Omphale, tu ne me verras pas, étendu à tes pieds, nouvel
Hercule que fatigue sa force et qui se tue à vouloir être
tendre. Pour tes beaux yeux pervers, chargés d'étincelles,
Hélène, je n'introduirai pas, grâce à des ruses savantes, un
autre cheval de bois dans une Troie incendiée, qui regarde
avec désespoir crouler ses murailles, et sa reine devenir le
butin d'un odieux vainqueur.
J'ai dit à mes sens de se taire, à mon esprit d'ignorer le
connu. Je me veux amuser avec un rien qui sera un symbole,
mais un diable de symbole.
De quoi vais-je tirer la substance idéale? le noumène? la
structure évocatrice? Quel limon va se changer en ailes, en
bruissements, en chansons?
Dieu! qu'est-ce que je frôle? Mes doigts se glacent et sont
comme mordus par une légère caresse.
Ne craignez que je défaille! Car je ris. Et mon émotion ne
sera que de pensée. Tous les dieux me protègent, veillent sur
mon âme. J'ai la grâce de l'esprit.
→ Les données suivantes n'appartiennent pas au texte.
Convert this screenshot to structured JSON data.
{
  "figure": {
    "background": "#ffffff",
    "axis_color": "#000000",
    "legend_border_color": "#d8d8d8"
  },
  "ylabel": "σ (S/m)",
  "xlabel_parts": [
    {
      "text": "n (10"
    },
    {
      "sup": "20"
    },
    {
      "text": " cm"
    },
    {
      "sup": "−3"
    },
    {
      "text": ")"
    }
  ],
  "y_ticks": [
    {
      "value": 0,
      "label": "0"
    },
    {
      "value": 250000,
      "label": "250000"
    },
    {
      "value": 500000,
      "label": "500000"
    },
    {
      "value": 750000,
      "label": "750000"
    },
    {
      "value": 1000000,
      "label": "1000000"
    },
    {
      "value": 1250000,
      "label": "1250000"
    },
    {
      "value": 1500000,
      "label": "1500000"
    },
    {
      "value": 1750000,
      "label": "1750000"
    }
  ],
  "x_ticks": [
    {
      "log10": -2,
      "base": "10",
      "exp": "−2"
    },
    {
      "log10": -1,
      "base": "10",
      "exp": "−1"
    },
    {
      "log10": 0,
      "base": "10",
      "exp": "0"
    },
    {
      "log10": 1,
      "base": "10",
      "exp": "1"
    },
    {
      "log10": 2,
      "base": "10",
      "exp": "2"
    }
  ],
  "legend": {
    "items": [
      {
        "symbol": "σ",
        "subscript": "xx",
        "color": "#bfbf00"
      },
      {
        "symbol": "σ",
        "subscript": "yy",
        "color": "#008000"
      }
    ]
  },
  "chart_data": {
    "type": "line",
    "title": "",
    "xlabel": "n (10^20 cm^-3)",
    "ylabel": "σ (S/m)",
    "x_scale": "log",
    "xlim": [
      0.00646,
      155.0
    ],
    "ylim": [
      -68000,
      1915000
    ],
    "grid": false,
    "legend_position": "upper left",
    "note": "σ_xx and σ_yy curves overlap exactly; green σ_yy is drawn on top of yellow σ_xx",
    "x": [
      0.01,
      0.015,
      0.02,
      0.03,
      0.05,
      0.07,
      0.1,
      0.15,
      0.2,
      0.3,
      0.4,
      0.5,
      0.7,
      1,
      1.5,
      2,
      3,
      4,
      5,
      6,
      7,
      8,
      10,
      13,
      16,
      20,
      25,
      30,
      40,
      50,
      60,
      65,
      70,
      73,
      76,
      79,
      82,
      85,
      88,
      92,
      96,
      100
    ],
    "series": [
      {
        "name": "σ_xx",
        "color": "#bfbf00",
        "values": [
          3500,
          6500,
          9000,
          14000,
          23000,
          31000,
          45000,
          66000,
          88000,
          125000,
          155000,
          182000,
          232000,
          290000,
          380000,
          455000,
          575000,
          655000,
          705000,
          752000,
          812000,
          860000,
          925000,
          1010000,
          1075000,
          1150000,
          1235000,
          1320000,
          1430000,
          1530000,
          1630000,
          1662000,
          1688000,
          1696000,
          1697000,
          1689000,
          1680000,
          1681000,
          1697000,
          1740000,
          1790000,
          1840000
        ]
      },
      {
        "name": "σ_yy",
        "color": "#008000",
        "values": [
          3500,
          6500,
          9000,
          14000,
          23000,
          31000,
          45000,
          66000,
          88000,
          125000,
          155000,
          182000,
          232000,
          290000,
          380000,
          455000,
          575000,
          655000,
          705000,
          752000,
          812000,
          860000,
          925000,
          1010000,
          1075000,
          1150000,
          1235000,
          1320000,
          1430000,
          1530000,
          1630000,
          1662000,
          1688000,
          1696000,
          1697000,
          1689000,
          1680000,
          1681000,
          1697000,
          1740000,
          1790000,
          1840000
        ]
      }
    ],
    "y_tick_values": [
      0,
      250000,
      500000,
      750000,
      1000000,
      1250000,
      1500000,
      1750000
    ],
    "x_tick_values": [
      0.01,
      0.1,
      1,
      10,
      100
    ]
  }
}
En vérité, je domine la
matière !
Mes sens, comme vous vous taisez! Mon âme, tu ne
pousses pas le plus léger des cris, et ma jambe, ardente aux
combats, se tient ferme, hiératique, - telle un pilier de
bronze !
... Je saisis un objet, je le palpe, - c'est idéal! Je le tourne
sous la lumière; j'examine avec soin - celui de l'esprit - les
aspects, les nuances, le vif éclat, l'harmonie qui composent
sa perfection. Je le hausse au-dessus de ma tête, je le
retourne, je l'approche de mon oreille, de mes yeux et de
mon nez. Je souffle sur sa poussière; je le presse et
l'embrasse.
Puis soudain, je m'arrête, je réfléchis, je rêve, car un
miracle se dévoile à mes yeux; je tiens la mer dans mes
mains !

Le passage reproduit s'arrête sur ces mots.